Electrical – 2 gang boxes installed side-by-side; How to fix this

electricalswitch

Recently I took a wall plate off a 4 switch box to paint the wall. When I did this, I found that the wall plate was being held on by paint alone.

It appears that 4 light switches were installed in 2 adjacent double gang boxes. There is a stud on the left side of box 1 and a stud on the right side of box 2.

After taking the wall plate off

To get things stabilized and provide a way to attach the wall plate, I installed 2 mud rings (shown in the picture).

current switches

However, I quickly realized that the 4 device wall plate will not cover this now that they are seated properly. I tried initially to fix this by cutting a standard 2 device plate and positioning it next to a standard plate:

First attempt to cut a wall plate to size

Q1: Is it possible to replace the 2 gang boxes with a single 4 gang box? I'm hesitant to go down this path because my instincts tell me that there is a reason why someone did it like this.

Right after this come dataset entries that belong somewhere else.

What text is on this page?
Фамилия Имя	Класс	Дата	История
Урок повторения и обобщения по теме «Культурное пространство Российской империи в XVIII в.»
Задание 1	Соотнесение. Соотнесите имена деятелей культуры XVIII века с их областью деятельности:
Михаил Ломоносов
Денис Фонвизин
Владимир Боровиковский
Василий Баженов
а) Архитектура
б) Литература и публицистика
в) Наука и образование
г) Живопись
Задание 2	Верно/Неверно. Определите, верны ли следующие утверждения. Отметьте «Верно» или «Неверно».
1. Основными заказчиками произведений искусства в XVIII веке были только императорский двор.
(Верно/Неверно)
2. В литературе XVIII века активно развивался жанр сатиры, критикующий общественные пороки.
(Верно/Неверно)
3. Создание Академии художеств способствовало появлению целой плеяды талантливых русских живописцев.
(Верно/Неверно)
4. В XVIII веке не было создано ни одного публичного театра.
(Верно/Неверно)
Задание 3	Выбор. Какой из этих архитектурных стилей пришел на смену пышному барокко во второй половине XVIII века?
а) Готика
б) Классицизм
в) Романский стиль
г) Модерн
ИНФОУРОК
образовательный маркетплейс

Q2: One other idea I had was to combine some of the switches. Three of the switches control recessed lighting in the room and we rarely turn on one without the others. So, I'm considering combining those 3 into a single switch. I read a few other similar questions but I'm not entirely sure if I can do this. Outside of verifying the switch can handle the load, what other things do I need to consider? Would it be simpler/easier to do this rather than replacing the whole thing with a 4 gang box?

Thank you for any help you can provide!

Best Answer

You have 3 dimmer switches, so if you want to keep them (or combine all the recessed lights into one) you won't want to use any combo switches. Based on what I can see with the wiring, you could attach all the lights to one dimmer (check the wattage rating on the dimmer, but you're going to replace the recessed lights with LEDs anyway, right?). That would leave one dimmer and one regular switch and those would both fit into a single 2-gang box.

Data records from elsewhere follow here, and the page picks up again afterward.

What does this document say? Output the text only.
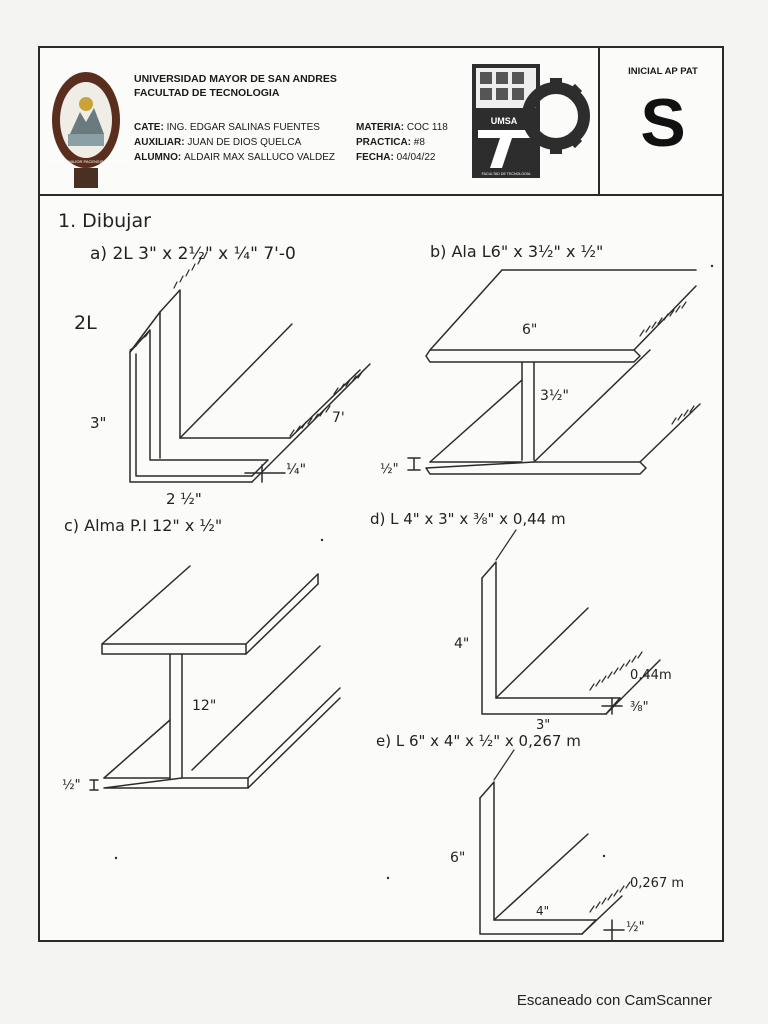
UNIVERSITAS MAJOR PACENSIS DIVI ANDREÆ
UNIVERSIDAD MAYOR DE SAN ANDRES
FACULTAD DE TECNOLOGIA
CATE: ING. EDGAR SALINAS FUENTES
AUXILIAR: JUAN DE DIOS QUELCA
ALUMNO: ALDAIR MAX SALLUCO VALDEZ
MATERIA: COC 118
PRACTICA: #8
FECHA: 04/04/22
UMSA
FACULTAD DE TECNOLOGIA
INICIAL AP PAT
S
1. Dibujar
a) 2L 3" x 2½" x ¼" 7'-0
2L
3"
2 ½"
¼"
7'
b) Ala L6" x 3½" x ½"
6"
3½"
½"
c) Alma P.I 12" x ½"
12"
½"
d) L 4" x 3" x ⅜" x 0,44 m
4"
3"
0,44m
⅜"
e) L 6" x 4" x ½" x 0,267 m
6"
4"
0,267 m
½"
Escaneado con CamScanner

If you want to minimize the amount of patch work you do, you can just replace the two boxes with a 4-gang, but you't going to have some repair on the edges either way. I hate having to do drywall repair, so I personally would try to make a 4-gang fit as best as I could, but that's really just preference. I can't think of a reason they used two boxes other than that's what they happened to have on hand at the time.

When you do replace the boxes, make sure the new box has the proper wire clamps on it. Right now I bet the wires are just fed into those boxes with no clamps or anything to cover the sharp edges of the knock outs. Look for damaged insulation on all the wires.